Before locking in a moveset, check each move’s physical-or-special label and keep only the category that matches the monster’s higher attacking stat — it’s the single fastest way to raise damage without grinding more levels.
A simple rule for building movesets
Frequently Asked Questions
Is physical attack or special attack better overall?
Neither is stronger across the board. Physical attack suits monsters built around raw power and direct combat, while special attack favors elemental and ranged attackers. The better category is whichever one matches the monster’s higher attacking stat.
How do I know whether a move is physical or special?
Check the move description — every move is clearly labelled as physical or special. Physical moves are contact strikes like punches, claws, and bites; special moves are energy, elemental, or ranged attacks. Match the label to your monster’s stronger stat.
Why does my leveled monster still feel weak?
Usually because its moves don’t match its best stat.

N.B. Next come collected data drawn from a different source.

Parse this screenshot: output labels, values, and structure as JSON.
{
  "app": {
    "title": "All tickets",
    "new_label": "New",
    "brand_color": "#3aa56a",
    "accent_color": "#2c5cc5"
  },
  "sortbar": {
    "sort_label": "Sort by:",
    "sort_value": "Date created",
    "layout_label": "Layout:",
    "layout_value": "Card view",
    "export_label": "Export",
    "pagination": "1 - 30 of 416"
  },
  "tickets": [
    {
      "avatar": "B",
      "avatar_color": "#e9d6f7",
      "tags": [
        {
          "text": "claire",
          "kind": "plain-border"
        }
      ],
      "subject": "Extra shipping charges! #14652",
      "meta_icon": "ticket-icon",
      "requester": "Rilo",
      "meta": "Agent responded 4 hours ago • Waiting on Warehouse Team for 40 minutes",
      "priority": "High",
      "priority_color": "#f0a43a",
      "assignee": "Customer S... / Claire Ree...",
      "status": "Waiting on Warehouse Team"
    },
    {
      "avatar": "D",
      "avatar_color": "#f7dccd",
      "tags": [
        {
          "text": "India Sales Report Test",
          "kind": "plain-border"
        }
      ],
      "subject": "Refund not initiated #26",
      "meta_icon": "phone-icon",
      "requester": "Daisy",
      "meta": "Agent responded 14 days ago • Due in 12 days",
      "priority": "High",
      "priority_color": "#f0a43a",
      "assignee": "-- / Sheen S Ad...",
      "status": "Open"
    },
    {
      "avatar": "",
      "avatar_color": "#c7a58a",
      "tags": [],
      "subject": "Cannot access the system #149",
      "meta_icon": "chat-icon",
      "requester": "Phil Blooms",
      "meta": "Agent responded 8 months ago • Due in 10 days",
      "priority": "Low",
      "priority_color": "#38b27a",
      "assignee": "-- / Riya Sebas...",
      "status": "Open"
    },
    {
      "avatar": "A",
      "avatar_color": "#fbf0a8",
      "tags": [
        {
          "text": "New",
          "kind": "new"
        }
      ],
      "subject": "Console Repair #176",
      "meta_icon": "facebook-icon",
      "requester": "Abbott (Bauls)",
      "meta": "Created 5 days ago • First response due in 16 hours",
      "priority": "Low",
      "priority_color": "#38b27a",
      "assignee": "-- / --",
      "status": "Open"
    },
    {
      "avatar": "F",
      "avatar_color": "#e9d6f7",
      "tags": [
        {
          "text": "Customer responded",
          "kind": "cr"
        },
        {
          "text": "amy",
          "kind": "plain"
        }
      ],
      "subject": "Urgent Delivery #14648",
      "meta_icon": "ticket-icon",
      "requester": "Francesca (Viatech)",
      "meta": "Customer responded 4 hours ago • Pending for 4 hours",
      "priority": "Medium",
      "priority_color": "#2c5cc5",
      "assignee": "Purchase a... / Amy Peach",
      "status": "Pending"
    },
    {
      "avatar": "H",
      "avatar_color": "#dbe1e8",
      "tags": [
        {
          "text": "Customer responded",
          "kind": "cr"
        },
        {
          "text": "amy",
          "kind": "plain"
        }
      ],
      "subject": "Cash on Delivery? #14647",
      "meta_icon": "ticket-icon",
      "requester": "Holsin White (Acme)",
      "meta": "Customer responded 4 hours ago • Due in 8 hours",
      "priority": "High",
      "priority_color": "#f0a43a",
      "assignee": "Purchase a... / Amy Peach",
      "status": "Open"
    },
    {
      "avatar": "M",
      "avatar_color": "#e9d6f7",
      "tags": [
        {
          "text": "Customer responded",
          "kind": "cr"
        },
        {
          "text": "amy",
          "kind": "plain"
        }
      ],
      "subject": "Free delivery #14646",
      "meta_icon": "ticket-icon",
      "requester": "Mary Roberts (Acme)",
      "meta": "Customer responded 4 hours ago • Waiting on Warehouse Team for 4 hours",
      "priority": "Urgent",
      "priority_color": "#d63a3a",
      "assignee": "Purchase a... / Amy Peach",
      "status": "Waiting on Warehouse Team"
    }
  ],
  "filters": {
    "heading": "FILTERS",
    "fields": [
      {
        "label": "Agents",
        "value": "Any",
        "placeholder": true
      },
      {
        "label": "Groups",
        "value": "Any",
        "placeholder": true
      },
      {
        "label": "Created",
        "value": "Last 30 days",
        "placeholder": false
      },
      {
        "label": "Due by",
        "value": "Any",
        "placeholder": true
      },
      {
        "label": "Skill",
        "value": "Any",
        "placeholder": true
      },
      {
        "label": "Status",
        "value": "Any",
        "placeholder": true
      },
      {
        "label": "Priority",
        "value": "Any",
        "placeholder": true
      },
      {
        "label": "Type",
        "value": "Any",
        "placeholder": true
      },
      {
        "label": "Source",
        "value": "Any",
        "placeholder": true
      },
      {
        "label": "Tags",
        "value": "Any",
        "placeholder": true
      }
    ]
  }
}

A high-Attack monster running mostly special moves (or a high-Special-Attack monster running physical ones) can’t use its strongest stat, so it underperforms no matter how many levels it gains.
Should a team use only one attack type?
No. Different monsters are built for different categories, so leaning on a single type wastes the ones suited to the other. The strongest teams blend physical and special attackers and match each monster’s moves to its own stat profile.